名古屋E&J法律事務所ブログ

2014.12.08 月曜日

交通事故 ライプニッツ係数

 交通事故の損害額を計算する時にライプニッツ係数という言葉が出てくる。逸失利益を計算する時に使う。逸失利益というのは,後遺障害によって将来にわたって働けなくなった分を賠償して下さいというものだ。つまり,未来に発生する損害を支払って下さいことになる。
 
 逸失利益は将来の分を今払うという考え方なので,「逆利息」のようなものがついてしまう。お金をとっておけば利息がつく。逆に早く払うので利息分を差し引くという考え方だ。10年後の,9年後,8年後とそれぞれ計算して足していくのだが,とかいろいろめんどくさいので,あらかじめ計算されている数値をかけ算することで簡単にしてしまおうというのがライプニッツ係数だ。
 
 ライプニッツ係数は年利5%で計算している。これは民法を基準にしている。
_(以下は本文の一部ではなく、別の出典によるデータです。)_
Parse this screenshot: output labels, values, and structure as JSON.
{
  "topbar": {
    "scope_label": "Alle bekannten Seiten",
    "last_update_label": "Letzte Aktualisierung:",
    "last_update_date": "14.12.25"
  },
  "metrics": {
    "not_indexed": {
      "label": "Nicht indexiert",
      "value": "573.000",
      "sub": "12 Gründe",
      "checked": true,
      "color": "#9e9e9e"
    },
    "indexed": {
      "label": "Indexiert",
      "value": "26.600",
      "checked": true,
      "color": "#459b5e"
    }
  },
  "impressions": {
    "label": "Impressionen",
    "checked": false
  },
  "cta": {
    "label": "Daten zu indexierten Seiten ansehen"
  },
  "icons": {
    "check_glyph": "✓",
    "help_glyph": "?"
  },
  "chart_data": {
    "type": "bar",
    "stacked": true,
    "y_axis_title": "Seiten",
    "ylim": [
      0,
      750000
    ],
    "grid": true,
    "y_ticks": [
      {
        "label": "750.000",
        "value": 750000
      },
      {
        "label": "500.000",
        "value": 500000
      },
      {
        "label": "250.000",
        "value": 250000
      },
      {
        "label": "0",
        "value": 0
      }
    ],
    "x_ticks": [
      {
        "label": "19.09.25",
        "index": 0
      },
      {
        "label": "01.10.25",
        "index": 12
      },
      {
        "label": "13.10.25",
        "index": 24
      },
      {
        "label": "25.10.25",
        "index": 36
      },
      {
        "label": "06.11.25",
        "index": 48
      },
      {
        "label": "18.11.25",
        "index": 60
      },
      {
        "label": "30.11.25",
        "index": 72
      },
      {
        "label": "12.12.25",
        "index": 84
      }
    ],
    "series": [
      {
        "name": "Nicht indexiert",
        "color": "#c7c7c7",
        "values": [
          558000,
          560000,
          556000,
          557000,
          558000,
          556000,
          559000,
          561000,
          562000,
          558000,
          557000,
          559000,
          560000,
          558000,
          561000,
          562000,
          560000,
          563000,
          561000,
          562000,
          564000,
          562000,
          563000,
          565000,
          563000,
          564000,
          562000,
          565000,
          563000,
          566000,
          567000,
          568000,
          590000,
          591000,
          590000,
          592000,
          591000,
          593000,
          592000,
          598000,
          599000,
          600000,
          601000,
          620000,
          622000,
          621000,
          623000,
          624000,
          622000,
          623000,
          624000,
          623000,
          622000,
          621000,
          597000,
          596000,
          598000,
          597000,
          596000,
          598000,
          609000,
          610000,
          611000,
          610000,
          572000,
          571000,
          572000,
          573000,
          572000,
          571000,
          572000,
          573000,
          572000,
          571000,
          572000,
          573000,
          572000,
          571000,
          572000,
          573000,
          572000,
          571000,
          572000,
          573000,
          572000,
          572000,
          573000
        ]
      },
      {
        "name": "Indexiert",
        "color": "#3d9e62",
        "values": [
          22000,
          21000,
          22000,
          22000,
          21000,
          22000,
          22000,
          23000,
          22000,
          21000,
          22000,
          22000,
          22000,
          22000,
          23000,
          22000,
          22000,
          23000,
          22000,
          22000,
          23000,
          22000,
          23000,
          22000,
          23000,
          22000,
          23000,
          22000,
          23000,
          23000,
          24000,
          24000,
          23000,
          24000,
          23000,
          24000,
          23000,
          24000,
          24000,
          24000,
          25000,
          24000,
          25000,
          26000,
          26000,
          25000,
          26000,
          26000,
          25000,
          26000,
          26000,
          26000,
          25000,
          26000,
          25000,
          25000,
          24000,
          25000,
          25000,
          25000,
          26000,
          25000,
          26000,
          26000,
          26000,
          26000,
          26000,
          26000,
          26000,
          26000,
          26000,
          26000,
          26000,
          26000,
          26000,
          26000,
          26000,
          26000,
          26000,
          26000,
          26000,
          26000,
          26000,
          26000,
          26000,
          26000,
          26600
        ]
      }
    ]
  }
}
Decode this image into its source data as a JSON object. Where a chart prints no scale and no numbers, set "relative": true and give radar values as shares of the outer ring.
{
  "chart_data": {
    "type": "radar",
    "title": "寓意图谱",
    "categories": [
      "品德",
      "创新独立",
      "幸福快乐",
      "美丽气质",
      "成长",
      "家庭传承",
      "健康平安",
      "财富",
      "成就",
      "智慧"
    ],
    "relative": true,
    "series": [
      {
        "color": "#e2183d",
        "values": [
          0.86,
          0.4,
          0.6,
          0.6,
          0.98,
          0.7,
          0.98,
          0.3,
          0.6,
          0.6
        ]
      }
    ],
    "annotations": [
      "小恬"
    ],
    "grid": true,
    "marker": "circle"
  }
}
いまどきねえ。5%も引かれたんじゃ不公平じゃないかという気がする。
 1%ぐらいの引き直して裁判したくなってしまう。しかし,最高裁判所はこの点について,理解は示しているが5%によるべきだとしている(最判H17.6.4).。
 
 
 また,分割して年金のようにしてもらえば,理論的にはライプニッツ係数で差し引かれることはない。重篤な被害事例ではまれにそうした判決が見受けられる。